Once the obsequies are done and we return to recession-wracked normality, will Woolies be missed? Probably not. It had long outlived any usefulness it might once have had. In some ways its downfall was its very sturdiness. It remained steadfast and unchanging, like a rock in a fast-moving stream, an implacability that might have been admirable had not the onrushing waters been alive with new ideas that passed it by.

But it was the very fact that it remained for so long true to its origins as a five-and-dime store piled high with cheap bric-a-brac that won it so many friends, not so much among world-weary adults but their wide-eyed offspring. For any child growing up in the Forties and Fifties, Woolworths was a wonderland. Its wooden-lined display counters at chin-height were laden with glittering, amazing and in some cases mysterious articles. Everything a household could wish for and much more besides was to be found as one wandered spellbound through its maze of aisles. From balls of string to chewing gum, from light bulbs to spring bulbs, from razor blades to horror comics, it was a cornucopia of consumption.

Above all, though, it was a kleptomaniac’s paradise and remained so to the very end. One of the most remarkable statistics to emerge as the accountants and City analysts pored over the books of the moribund retailer was that last year alone, when Woolies made a profit of £3.4m, the value of goods nicked by shoplifters was ten times that amount at £36.9m.

When Woolworth’s is finally laid to rest we shall be burying not any old store but a corporate Fagin whose like we shall never see again. We can never know how many thieves learned their trade thanks to the generosity of Woolies, but the figure must run into many thousands. Your correspondent would be lying if he were to deny that he, too, at a tender age succumbed to the temptation of seeing so many pocketable items within arm’s reach of a counter staffed by a shopgirl distracted by the sheen on her nails.

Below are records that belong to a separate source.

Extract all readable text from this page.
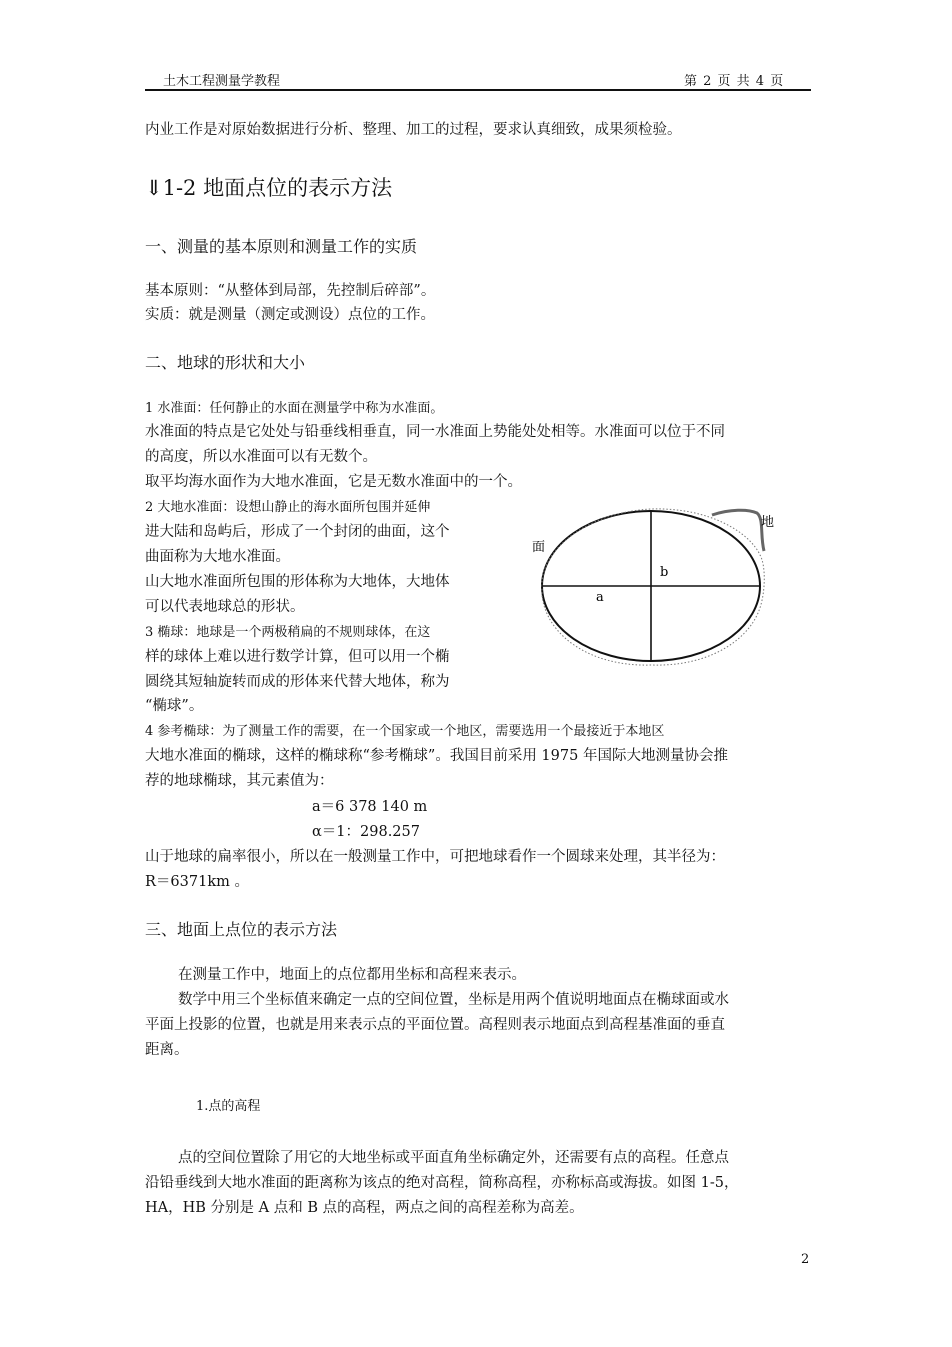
土木工程测量学教程	第 2 页 共 4 页
内业工作是对原始数据进行分析、整理、加工的过程，要求认真细致，成果须检验。
⇓1-2 地面点位的表示方法
一、测量的基本原则和测量工作的实质
基本原则：“从整体到局部，先控制后碎部”。
实质：就是测量（测定或测设）点位的工作。
二、地球的形状和大小
1 水准面：任何静止的水面在测量学中称为水准面。
水准面的特点是它处处与铅垂线相垂直，同一水准面上势能处处相等。水准面可以位于不同
的高度，所以水准面可以有无数个。
取平均海水面作为大地水准面，它是无数水准面中的一个。
2 大地水准面：设想山静止的海水面所包围并延伸
进大陆和岛屿后，形成了一个封闭的曲面，这个
曲面称为大地水准面。
山大地水准面所包围的形体称为大地体，大地体
可以代表地球总的形状。
3 椭球：地球是一个两极稍扁的不规则球体，在这
样的球体上难以进行数学计算，但可以用一个椭
圆绕其短轴旋转而成的形体来代替大地体，称为
“椭球”。
4 参考椭球：为了测量工作的需要，在一个国家或一个地区，需要选用一个最接近于本地区
大地水准面的椭球，这样的椭球称“参考椭球”。我国目前采用 1975 年国际大地测量协会推
荐的地球椭球，其元素值为：
a＝6 378 140 m
α＝1：298.257
山于地球的扁率很小，所以在一般测量工作中，可把地球看作一个圆球来处理，其半径为：
R＝6371km 。
地
面
b
a
三、地面上点位的表示方法
在测量工作中，地面上的点位都用坐标和高程来表示。
数学中用三个坐标值来确定一点的空间位置，坐标是用两个值说明地面点在椭球面或水
平面上投影的位置，也就是用来表示点的平面位置。高程则表示地面点到高程基准面的垂直
距离。
1.点的高程
点的空间位置除了用它的大地坐标或平面直角坐标确定外，还需要有点的高程。任意点
沿铅垂线到大地水准面的距离称为该点的绝对高程，简称高程，亦称标高或海拔。如图 1-5，
HA，HB 分别是 A 点和 B 点的高程，两点之间的高程差称为高差。
2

For me, however, it was a one-off. For others, it was a life-forming experience, the foundations on which careers were built. Relieving Woolies of part of its stock was, for them, an important lesson in capitalist economics. It taught that risk carries rewards; that at the margin there is waste that can be written off (in retailing it has its own euphemism – “shrinkage”); that enterprise involves daring; and that there are winners and losers.

Having mastered these principles and sneaked from the store with a short-trouser pocket bulging with marbles – a valuable currency in the playground barter – liberated from the toy counter, tomorrow’s entrepreneur took the first small step on the road to success.

How many estate agents, used car salesmen, financial advisers and investment bankers, who today recline in swivel-seated leather luxury in offices clad with satinwood and suck expansively on the best Havana can offer, owe their riches to the lessons that Woolworths taught gratis? For today’s robber serf is tomorrow’s robber baron.

To parody the poet, in a future world without Woolies there may lie buried some mute inglorious Carnegie, Rockefeller, or J Pierpoint Morgan, a potential giant of commerce or finance whose flower withered and died young because there was no inviting Woolworths counter from which to filch.

True, the authorities have done their best to revive the spirit of enterprise – often shoplifting today carries no more than a fixed-penalty notice – but in losing Woolies we lose an academy.